Por isso lembrei da sua história ao ler o pequeno livro de Annie Ernaux, “O
lugar”, no qual a escritora premiada pelo Nobel em 2022 narra a sua relação com
o pai camponês.[1]
Isto é, um pai de origem camponesa, que também ordenhou vacas às cinco da manhã
e teve vida dura na Normandia, no início do século XX. Depois de trabalhar
muito no campo se tornou operário e, mais tarde, proprietário de um pequeno bar
e mercearia. Enriqueceu, se comparado aos seus familiares, mas nunca conseguiu
raspar da pele, do seu jeito de falar, o que adquiriu na infância e juventude
de camponês.
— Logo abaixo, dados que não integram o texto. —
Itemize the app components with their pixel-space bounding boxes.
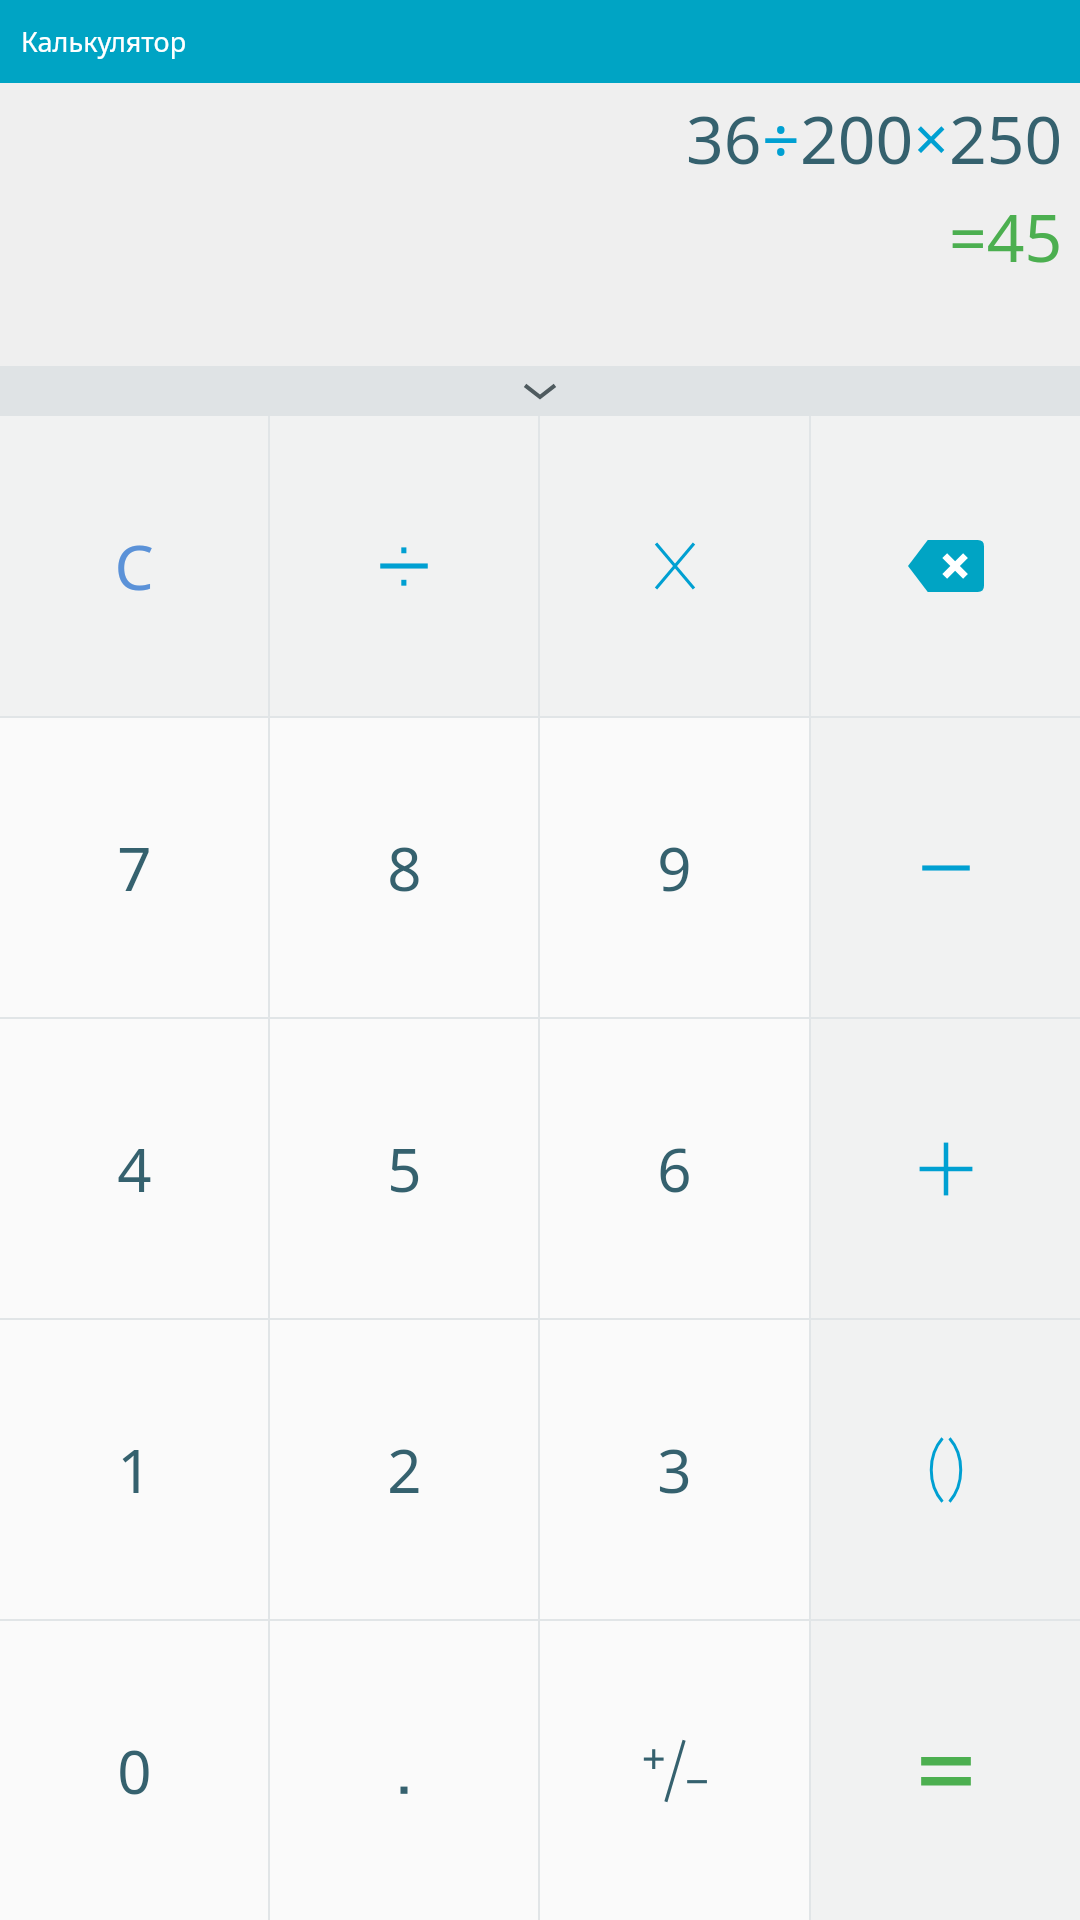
button[interactable]: 6 — [540, 1019, 809, 1318]
button[interactable]: Decimal point — [270, 1621, 538, 1920]
button[interactable]: 4 — [0, 1019, 268, 1318]
button[interactable]: Minus — [811, 718, 1080, 1017]
staticText: 8 — [387, 827, 422, 909]
button[interactable]: 2 — [270, 1320, 538, 1619]
button[interactable]: 3 — [540, 1320, 809, 1619]
staticText: × — [914, 97, 949, 179]
button[interactable]: 8 — [270, 718, 538, 1017]
button[interactable]: 9 — [540, 718, 809, 1017]
button[interactable]: Divide — [270, 416, 538, 716]
staticText: 2 — [387, 1429, 422, 1511]
staticText: 250 — [949, 93, 1063, 183]
button[interactable]: Equals — [811, 1621, 1080, 1920]
staticText: =45 — [949, 191, 1063, 281]
button[interactable]: Plus minus sign — [540, 1621, 809, 1920]
button[interactable]: Plus — [811, 1019, 1080, 1318]
staticText: 9 — [657, 827, 692, 909]
button[interactable]: 5 — [270, 1019, 538, 1318]
staticText: 3 — [657, 1429, 692, 1511]
button[interactable]: 1 — [0, 1320, 268, 1619]
staticText: 6 — [657, 1128, 692, 1210]
button[interactable]: Parentheses — [811, 1320, 1080, 1619]
button[interactable]: Collapse display — [0, 366, 1080, 416]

Por conta disso, se sentiu inferiorizado até o final da vida (aos
68 anos).
Meu
colega se sentia inferior? Não sei. Tornou-se professor universitário, fez pós-graduação, mas nunca esqueceu o passado rural. Tinha
necessidade de falar disso. Relembrava a ordenha das vacas, o frio do inverno, o
trabalho no cabo da enxada e a rusticidade do seu cotidiano. “Vida de merda”, dizia.
Conheci
e convivi com outras pessoas que também tiveram infância no campo e sempre o
mesmo relato de trabalho e precariedade. Às vezes com alguma brutalidade também
(as surras dadas pelos pais, por exemplo). A maioria com origem na imigração
italiana ocorrida no século XIX. Alguns até me olhando feio devido a minha
origem na classe média urbana, a minha vivência de criança e adolescente cercada
de confortos que eles só experimentaram na idade adulta.
Muito
injusto esse mundo em que vivemos.
Mas devo dizer que meu colega, antes de se aposentar, comprou um sítio na mesma região em que nasceu. Um sítio com casa de material, banheiro na parte interna e até uma lareira. Um sítio para lazer. E imagino que ali ele reconfigurou a vida dura que teve e, nas manhãs frias de inverno, ficou na cama até tarde. Mas apenas imagino. Não sei o que se passa na cabeça de quem rompeu com a rude vida rural das colônias e se integrou ao universo confortável da classe média urbana. Não sei. Conheço apenas o que leio, escuto e acrescento com a minha imaginação. E recordo o meu colega falando que se acordava de madrugada para ordenhar vacas... tal qual o pai da escritora Annie Ernaux.
[1] ARNAUX, Annie. O lugar. São Paulo: Fósforo, 2021. 92 p.